KUSA - Panasonic is best known for its work in electronics, but the company is moving into new markets and counting on a need for urban areas to go high-tech in the future.
That’s why Panasonic has installed what it calls a "smart city" infrastructure on 400-acres off of Pena Boulevard. The goal is to turn the area into a “smart city” by 2026. This is all part of a much larger Panasonic program called CityNow.
Inside the Panasonic building, you’ll find the Smart City Innovation Showcase that includes a high-tech street with LED lighting on poles that double as cell towers. Video security cameras keep a watchful eye on everything, and digital ads are customized for the person walking by. Sensors on the poles can measure the air quality, detect flooding and help weathercasters make predictions at the hyperlocal level.
Outside the building, Panasonic has prepared the area for autonomous vehicles, including a self-driving shuttle that connects a nearby light rail station to bus routes throughout the Denver area.

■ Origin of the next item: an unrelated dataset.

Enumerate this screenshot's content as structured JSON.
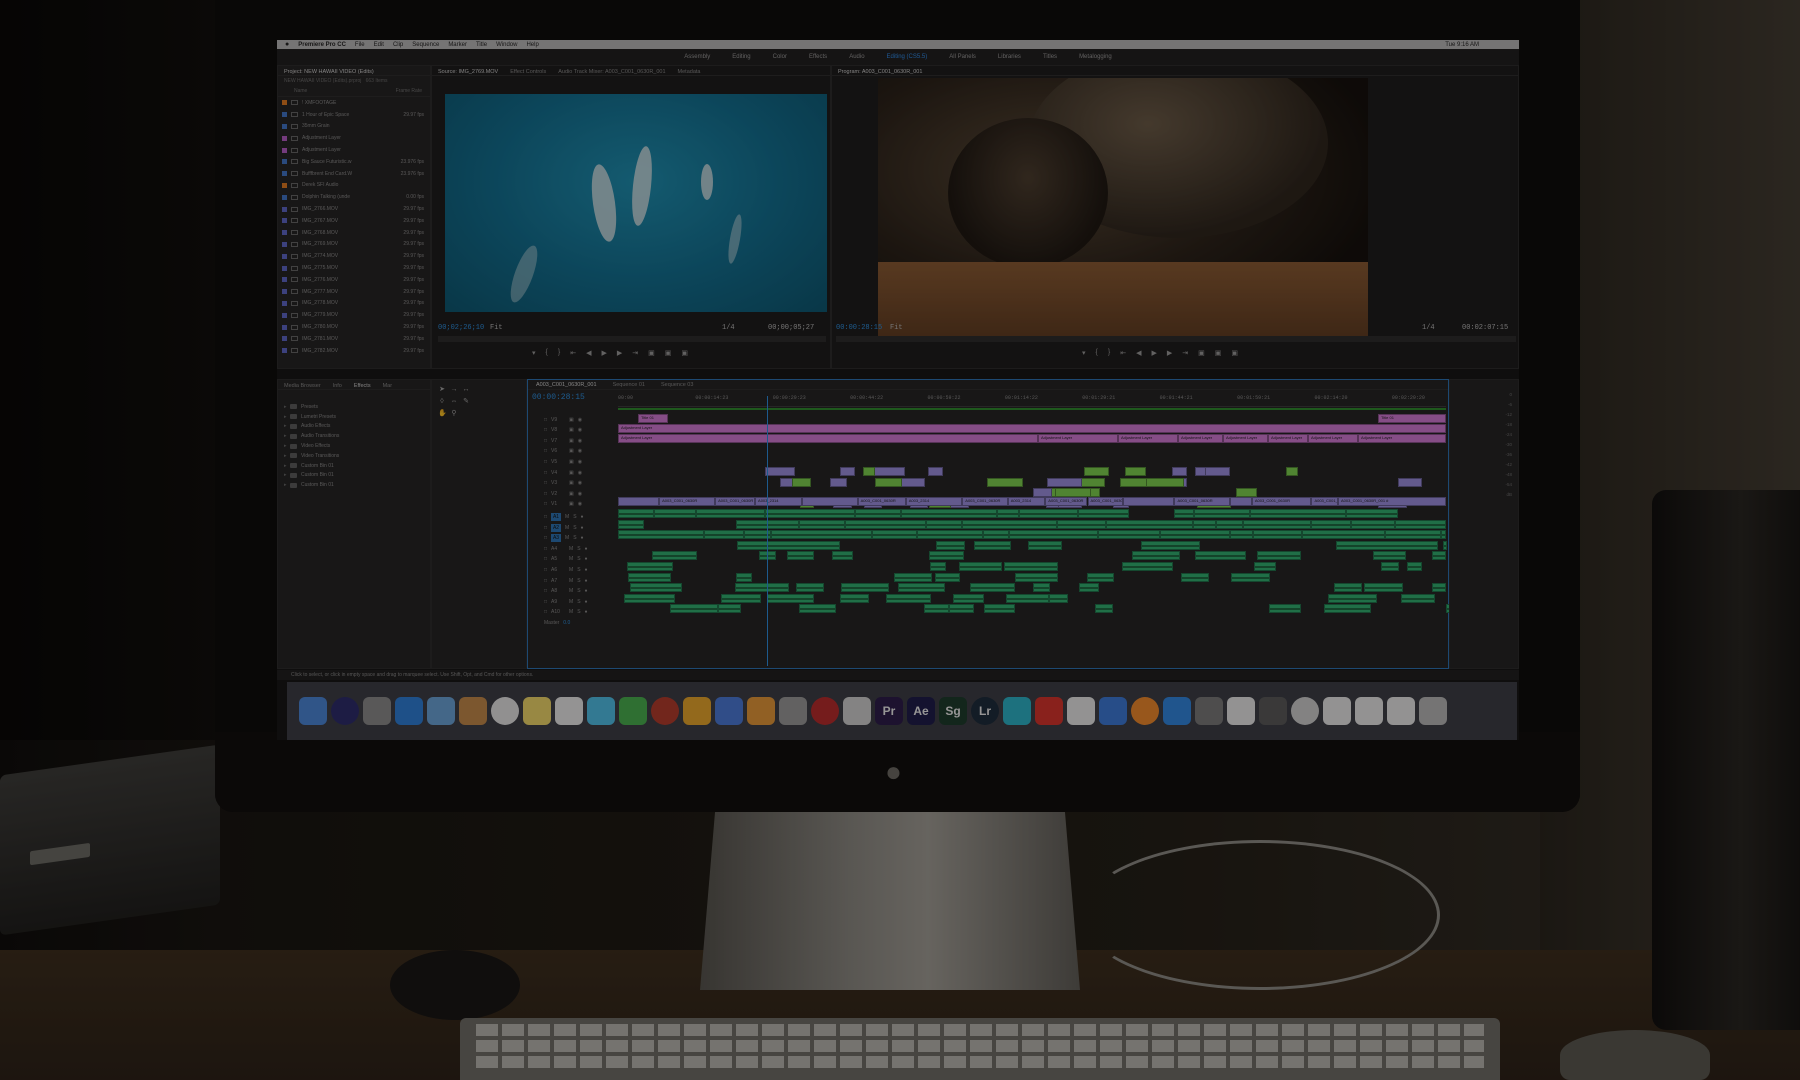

Panasonic and the Colorado Department of Transportation have partnered on a $72 million connected vehicle project. As part of this partnership, on a 90-mile stretch of a highway, the two will launch a high-tech connected vehicle data platform that will "talk" to cars, providing drivers with real-time data about ways to get around traffic jams and the creation of "virtual guardrails" that alert a driver of unsafe conditions. The platform will then expand to support statewide traffic operations, safety, and maintenance.
This is Panasonic's first rollout of CityNow in the U.S. but a few years ago the company completed work on the Fujisawa Sustainable Smart Town, 30 miles west of Tokyo. Panasonic hooked up 1,000 new homes to a solar-powered smart grid and to accommodate peak electricity demands the company also built a solar farm south of the city and 440 yards of solar cells along a highway.